2014 Dünya Kupası sambacıların ülkesi Brezilya’da düzenlendi. Kupayı finalde Arjantin’i uzatmalarda 1-0 yenen Almanya kazandı. 1990 Dünya Kupası finalinin rövanşına sahne olan 2014 Dünya Kupası finalini yine aynı skorla Almanya kazanarak 4. kez dünyanın en büyük futbol ülkesi unvanına ulaştı. Almanya ev sahibi Brezilya’yı yarı finalde 7-1 yenerek adeta bozguna uğrattı. Bu maç Brezilya futbol tarihine kara bir gün olarak yazıldı. Turnuvanın en iyi oyuncusu Lionel Messi seçilirken, Kolombiyalı James Rodrigez turnuvanın gol kralı olmuştu. 2014 Dünya kupasına damga vuran olay ise Brezilya’nın renkli tribünleri ile birlikte sambacıların Almanya karşısında aldığı tarihi yenilgiydi.

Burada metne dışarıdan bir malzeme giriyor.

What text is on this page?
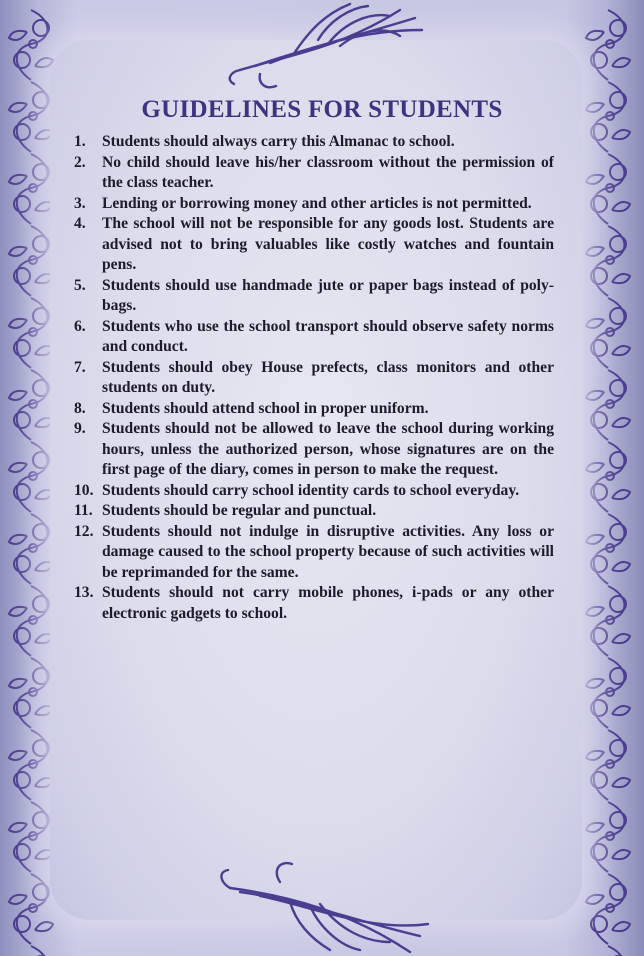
GUIDELINES FOR STUDENTS
1.	Students should always carry this Almanac to school.
2.	No child should leave his/her classroom without the permission of the class teacher.
3.	Lending or borrowing money and other articles is not permitted.
4.	The school will not be responsible for any goods lost. Students are advised not to bring valuables like costly watches and fountain pens.
5.	Students should use handmade jute or paper bags instead of poly-bags.
6.	Students who use the school transport should observe safety norms and conduct.
7.	Students should obey House prefects, class monitors and other students on duty.
8.	Students should attend school in proper uniform.
9.	Students should not be allowed to leave the school during working hours, unless the authorized person, whose signatures are on the first page of the diary, comes in person to make the request.
10. Students should carry school identity cards to school everyday.
11. Students should be regular and punctual.
12. Students should not indulge in disruptive activities. Any loss or damage caused to the school property because of such activities will be reprimanded for the same.
13. Students should not carry mobile phones, i-pads or any other electronic gadgets to school.
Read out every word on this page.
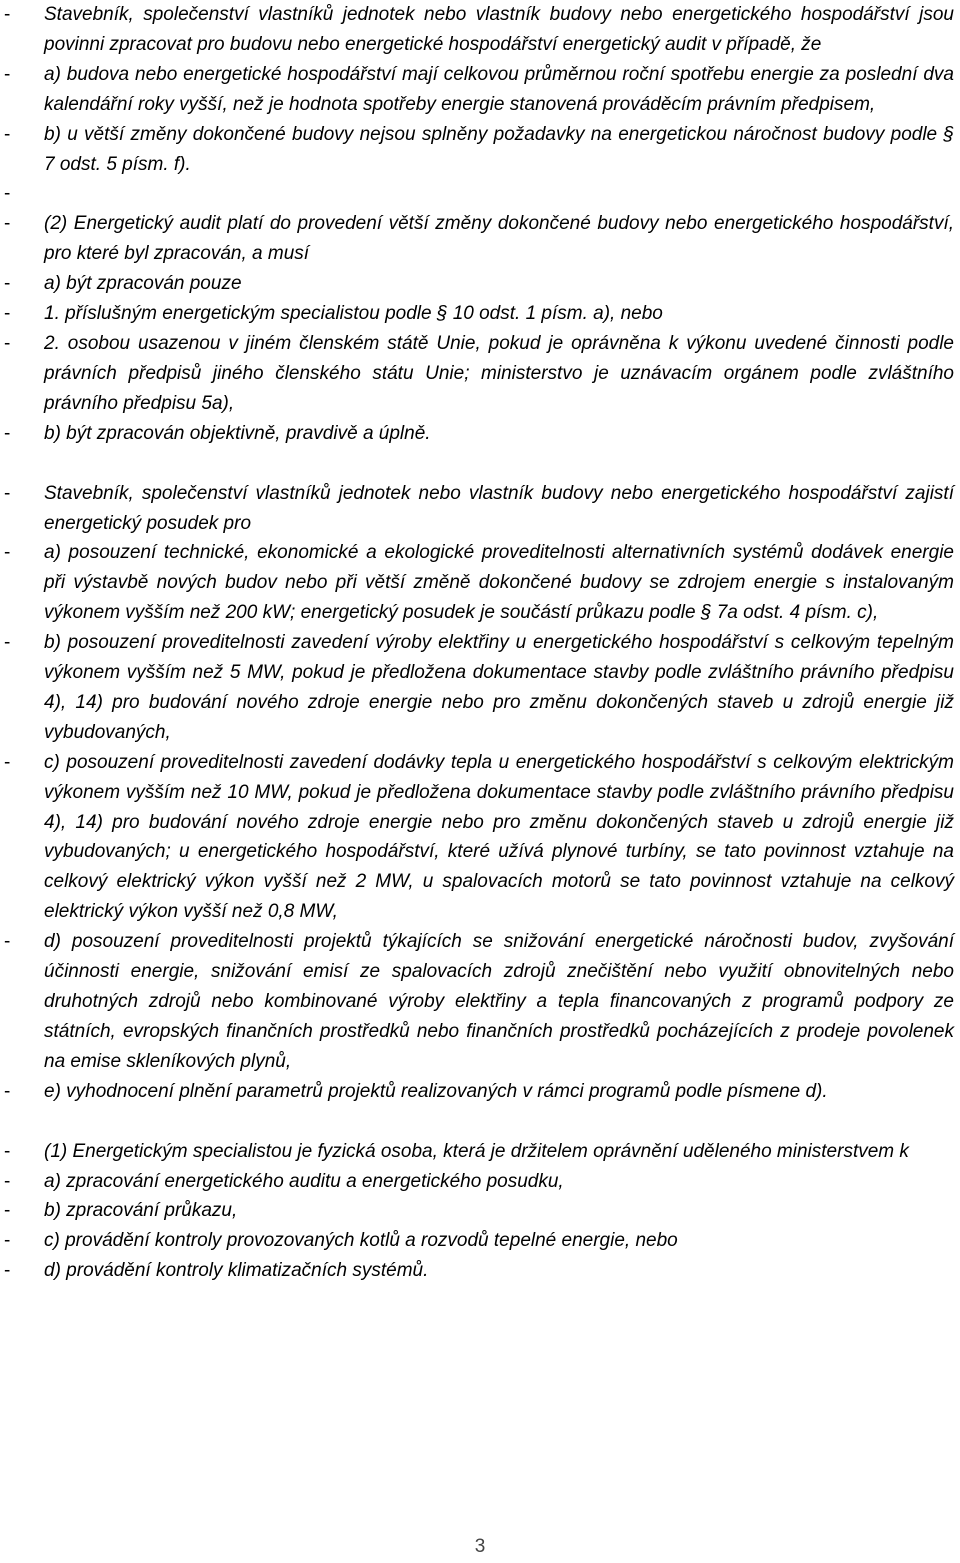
-	Stavebník, společenství vlastníků jednotek nebo vlastník budovy nebo energetického hospodářství jsou povinni zpracovat pro budovu nebo energetické hospodářství energetický audit v případě, že
-	a) budova nebo energetické hospodářství mají celkovou průměrnou roční spotřebu energie za poslední dva kalendářní roky vyšší, než je hodnota spotřeby energie stanovená prováděcím právním předpisem,
-	b) u větší změny dokončené budovy nejsou splněny požadavky na energetickou náročnost budovy podle § 7 odst. 5 písm. f).
-
-	(2) Energetický audit platí do provedení větší změny dokončené budovy nebo energetického hospodářství, pro které byl zpracován, a musí
-	a) být zpracován pouze
-	1. příslušným energetickým specialistou podle § 10 odst. 1 písm. a), nebo
-	2. osobou usazenou v jiném členském státě Unie, pokud je oprávněna k výkonu uvedené činnosti podle právních předpisů jiného členského státu Unie; ministerstvo je uznávacím orgánem podle zvláštního právního předpisu 5a),
-	b) být zpracován objektivně, pravdivě a úplně.
-	Stavebník, společenství vlastníků jednotek nebo vlastník budovy nebo energetického hospodářství zajistí energetický posudek pro
-	a) posouzení technické, ekonomické a ekologické proveditelnosti alternativních systémů dodávek energie při výstavbě nových budov nebo při větší změně dokončené budovy se zdrojem energie s instalovaným výkonem vyšším než 200 kW; energetický posudek je součástí průkazu podle § 7a odst. 4 písm. c),
-	b) posouzení proveditelnosti zavedení výroby elektřiny u energetického hospodářství s celkovým tepelným výkonem vyšším než 5 MW, pokud je předložena dokumentace stavby podle zvláštního právního předpisu 4), 14) pro budování nového zdroje energie nebo pro změnu dokončených staveb u zdrojů energie již vybudovaných,
-	c) posouzení proveditelnosti zavedení dodávky tepla u energetického hospodářství s celkovým elektrickým výkonem vyšším než 10 MW, pokud je předložena dokumentace stavby podle zvláštního právního předpisu 4), 14) pro budování nového zdroje energie nebo pro změnu dokončených staveb u zdrojů energie již vybudovaných; u energetického hospodářství, které užívá plynové turbíny, se tato povinnost vztahuje na celkový elektrický výkon vyšší než 2 MW, u spalovacích motorů se tato povinnost vztahuje na celkový elektrický výkon vyšší než 0,8 MW,
-	d) posouzení proveditelnosti projektů týkajících se snižování energetické náročnosti budov, zvyšování účinnosti energie, snižování emisí ze spalovacích zdrojů znečištění nebo využití obnovitelných nebo druhotných zdrojů nebo kombinované výroby elektřiny a tepla financovaných z programů podpory ze státních, evropských finančních prostředků nebo finančních prostředků pocházejících z prodeje povolenek na emise skleníkových plynů,
-	e) vyhodnocení plnění parametrů projektů realizovaných v rámci programů podle písmene d).
-	(1) Energetickým specialistou je fyzická osoba, která je držitelem oprávnění uděleného ministerstvem k
-	a) zpracování energetického auditu a energetického posudku,
-	b) zpracování průkazu,
-	c) provádění kontroly provozovaných kotlů a rozvodů tepelné energie, nebo
-	d) provádění kontroly klimatizačních systémů.
3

2016 Avrupa Futbol Şampiyonası Fransa’da düzenlendi. Kupayı 109. dakikada Eder’in ayağından kazandığı golle Portekiz kazandı. 2016 Avrupa Futbol Şampiyonasında tüm gözler Portekizli Cristiano Ronaldo’nun üzerindeydi. Portekizli yıldız Manchester United ve Real Madrid’de gösterdiği performansla Messi ile dünyanın en iyi oyuncusu unvanı için yarışıyordu. Futbol severlerin bir kısmı Ronaldocu bir kısmı Messiciydi. Ben Ronaldo’yu destekleyen taraftaydım, Ronaldo kulüp takımlarında zirveye çıkarken, Portekiz milli takımıyla kayda değer bir başarısı yoktu. Bu nedenle turnuva onun için ayrı bir anlam ifade ediyordu. Final maçında Fransa karşısında henüz maçın 8. dakikasında Fransız futbolcu Payet’in müdahalesiyle yerde kalan Ronaldo, 3 sağlık görevlisinin sahaya girerek yaklaşık 5 dakika tedavi etmeye çalışmasından sonra oyuna zorda olsa devam edebildi. Ancak 17 dakika sonra 25. dakikada çektiği acıya dayanamayan Portekizli yıldız gözyaşları içerisinde kendisini yere bıraktı. Sedye ile saha kenarına getirilen Ronaldo ağlamaya devam ediyordu. Bu final maçı onun için çok şey ifade ediyordu, futbol kariyerinde tüm başarıları elde eden Cristiano Ronaldo milli takımı ile de büyük bir başarı yakalamak istiyordu. Bu finalde oynamak ve takımını zafere taşıyan isim olarak tarihe geçmek istiyordu. Ama bu sakatlık onun hayallerini yıkmıştı. 120 dakika sonunda Portekiz Kupaya uzanınca süper yıldız kupayı eline alarak sahayı turladı. Hocasına ve takım arkadaşlarına sarılan Ronaldo bu kez sevinçten ağlıyordu.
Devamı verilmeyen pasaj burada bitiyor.